Amanda stepped into the room. “I thought I heard voices, so I . . .” She trailed off.

“It's fine,” said Richard. “Winston and I were just chatting about puzzles.”

Winston and Amanda regarded each other. At their first meeting, they had agreed—silently but immediately—that they were from different planets and could never be friends. But now they might have been brother and sister: They were dressed almost exactly alike in dark blue sweatpants with loose, white T-shirts, each displaying a school logo. They weren't advertising the same schools, and Winston's sweatpants had a hole in the knee, while Amanda's looked like they had just been taken off a hanger. But still, it was kind of strange.

“Puzzles,” Amanda repeated.
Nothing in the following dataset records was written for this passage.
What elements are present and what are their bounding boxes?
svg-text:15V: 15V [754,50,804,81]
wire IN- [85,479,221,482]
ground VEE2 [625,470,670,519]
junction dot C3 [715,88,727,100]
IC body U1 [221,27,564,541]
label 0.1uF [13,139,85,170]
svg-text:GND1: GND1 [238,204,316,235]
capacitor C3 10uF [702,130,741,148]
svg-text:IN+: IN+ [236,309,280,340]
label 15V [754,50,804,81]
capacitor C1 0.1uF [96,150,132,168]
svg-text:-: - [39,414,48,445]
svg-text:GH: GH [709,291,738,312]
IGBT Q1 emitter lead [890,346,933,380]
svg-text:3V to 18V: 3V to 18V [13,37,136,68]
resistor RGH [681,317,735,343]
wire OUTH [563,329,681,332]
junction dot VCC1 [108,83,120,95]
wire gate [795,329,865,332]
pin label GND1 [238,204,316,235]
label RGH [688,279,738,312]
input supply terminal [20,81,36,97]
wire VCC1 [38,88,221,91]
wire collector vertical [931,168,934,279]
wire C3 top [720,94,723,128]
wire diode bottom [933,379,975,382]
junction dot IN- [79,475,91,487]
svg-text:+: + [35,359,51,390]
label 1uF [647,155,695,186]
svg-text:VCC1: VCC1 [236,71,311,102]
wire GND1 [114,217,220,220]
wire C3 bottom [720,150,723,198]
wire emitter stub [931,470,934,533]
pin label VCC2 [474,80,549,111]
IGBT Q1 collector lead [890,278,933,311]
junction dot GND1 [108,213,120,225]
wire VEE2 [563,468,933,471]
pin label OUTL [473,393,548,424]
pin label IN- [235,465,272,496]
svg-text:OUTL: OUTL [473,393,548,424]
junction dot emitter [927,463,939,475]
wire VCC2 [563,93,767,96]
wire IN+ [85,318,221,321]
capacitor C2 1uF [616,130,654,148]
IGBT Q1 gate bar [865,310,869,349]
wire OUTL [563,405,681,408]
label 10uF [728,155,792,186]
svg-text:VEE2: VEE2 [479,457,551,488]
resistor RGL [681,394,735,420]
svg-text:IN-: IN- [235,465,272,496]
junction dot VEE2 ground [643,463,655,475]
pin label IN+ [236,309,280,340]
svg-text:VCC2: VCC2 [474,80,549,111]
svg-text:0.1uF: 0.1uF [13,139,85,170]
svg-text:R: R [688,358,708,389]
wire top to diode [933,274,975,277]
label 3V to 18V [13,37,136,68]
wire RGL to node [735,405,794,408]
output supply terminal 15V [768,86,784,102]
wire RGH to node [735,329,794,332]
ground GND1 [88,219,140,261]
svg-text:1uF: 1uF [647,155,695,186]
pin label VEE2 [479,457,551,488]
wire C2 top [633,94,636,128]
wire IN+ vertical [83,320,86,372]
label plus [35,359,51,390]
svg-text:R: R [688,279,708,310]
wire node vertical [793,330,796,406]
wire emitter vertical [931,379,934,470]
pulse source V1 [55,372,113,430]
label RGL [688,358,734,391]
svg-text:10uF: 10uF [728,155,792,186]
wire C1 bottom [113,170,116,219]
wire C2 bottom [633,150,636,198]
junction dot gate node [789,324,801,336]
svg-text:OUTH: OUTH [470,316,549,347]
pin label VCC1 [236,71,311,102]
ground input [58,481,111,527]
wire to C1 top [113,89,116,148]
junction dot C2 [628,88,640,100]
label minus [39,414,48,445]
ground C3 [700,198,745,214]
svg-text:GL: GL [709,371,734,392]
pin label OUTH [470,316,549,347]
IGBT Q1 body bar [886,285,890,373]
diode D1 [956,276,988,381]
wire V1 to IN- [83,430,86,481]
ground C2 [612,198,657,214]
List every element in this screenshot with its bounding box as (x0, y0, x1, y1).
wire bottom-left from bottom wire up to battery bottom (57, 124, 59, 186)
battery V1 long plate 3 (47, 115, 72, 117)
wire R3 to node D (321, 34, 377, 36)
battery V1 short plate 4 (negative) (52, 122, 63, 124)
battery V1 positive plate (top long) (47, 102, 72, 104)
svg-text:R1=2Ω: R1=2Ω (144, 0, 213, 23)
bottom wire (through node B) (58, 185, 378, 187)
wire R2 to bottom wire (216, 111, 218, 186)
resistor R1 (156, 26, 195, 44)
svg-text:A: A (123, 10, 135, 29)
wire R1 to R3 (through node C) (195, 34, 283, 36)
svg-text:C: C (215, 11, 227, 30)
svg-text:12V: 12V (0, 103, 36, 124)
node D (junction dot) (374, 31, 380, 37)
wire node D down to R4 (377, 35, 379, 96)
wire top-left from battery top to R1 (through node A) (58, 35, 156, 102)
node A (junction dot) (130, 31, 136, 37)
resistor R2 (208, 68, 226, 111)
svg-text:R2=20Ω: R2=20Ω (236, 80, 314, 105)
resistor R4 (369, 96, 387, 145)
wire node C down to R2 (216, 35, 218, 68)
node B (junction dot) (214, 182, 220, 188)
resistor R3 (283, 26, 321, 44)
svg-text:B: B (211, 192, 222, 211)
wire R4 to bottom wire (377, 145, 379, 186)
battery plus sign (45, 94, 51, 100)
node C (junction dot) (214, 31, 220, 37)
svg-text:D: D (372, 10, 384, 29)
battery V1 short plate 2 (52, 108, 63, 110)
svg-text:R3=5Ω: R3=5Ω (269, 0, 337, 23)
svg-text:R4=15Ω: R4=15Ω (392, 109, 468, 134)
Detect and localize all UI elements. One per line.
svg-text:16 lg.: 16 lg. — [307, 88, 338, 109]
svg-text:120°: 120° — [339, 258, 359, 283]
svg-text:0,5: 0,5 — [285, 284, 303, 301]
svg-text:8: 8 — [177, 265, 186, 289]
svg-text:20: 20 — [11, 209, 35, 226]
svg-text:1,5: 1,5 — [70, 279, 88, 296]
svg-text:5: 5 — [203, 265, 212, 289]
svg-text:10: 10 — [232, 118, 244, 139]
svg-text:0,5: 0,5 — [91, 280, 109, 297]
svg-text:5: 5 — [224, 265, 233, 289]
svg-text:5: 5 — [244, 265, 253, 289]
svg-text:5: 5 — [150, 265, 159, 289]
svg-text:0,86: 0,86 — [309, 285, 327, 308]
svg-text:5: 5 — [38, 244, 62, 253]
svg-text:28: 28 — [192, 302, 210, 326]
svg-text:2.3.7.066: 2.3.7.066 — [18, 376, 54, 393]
She said to Winston, “Do you really do puzzles, like, all day?”

Feeling defensive, Winston said, “Not
all
day
 . . .”

“How long then?”

Winston blinked. “How long what?”

“How many hours a day do you do puzzles?”

She seemed genuinely curious, though she was probably making fun of him on some level, too. Winston had to admit it was a pretty good question. Between solving them and creating them, it was a
lot
of time, wasn't it? That was the basic reason why he was so troubled. So how many hours were we talking? In the morning over
breakfast . . . between classes (and, let's face it, during) . . . after school and after his homework . . . maybe solving one more puzzle before bed or playing some fun new puzzle game online . . . Boy, it really added up. “I don't know,” he said, unable to get a real total. “Four hours a day? Five?”

Her jaw dropped. “You sit around solving puzzles four hours a day?”

Before Winston could defend himself, Richard interrupted in a calm voice. “How many hours a day do you play piano?”

Amanda raised her eyebrows. “That's totally different.”

Richard shrugged. “But what's the answer?”

She looked like she had caught herself in some kind of trap. Unwillingly, she said, “Four hours. Maybe more. But that's totally different!”

“It's not different at all,” Richard said. “You have a passion for music and spend a great deal of time learning about it and practicing. Winston has a passion for puzzles.” He shook his head. “No difference.”

Amanda squinted and frowned, like she wanted to say there was
too
a difference, but she couldn't put her finger on what it was, not at four o'clock in the morning.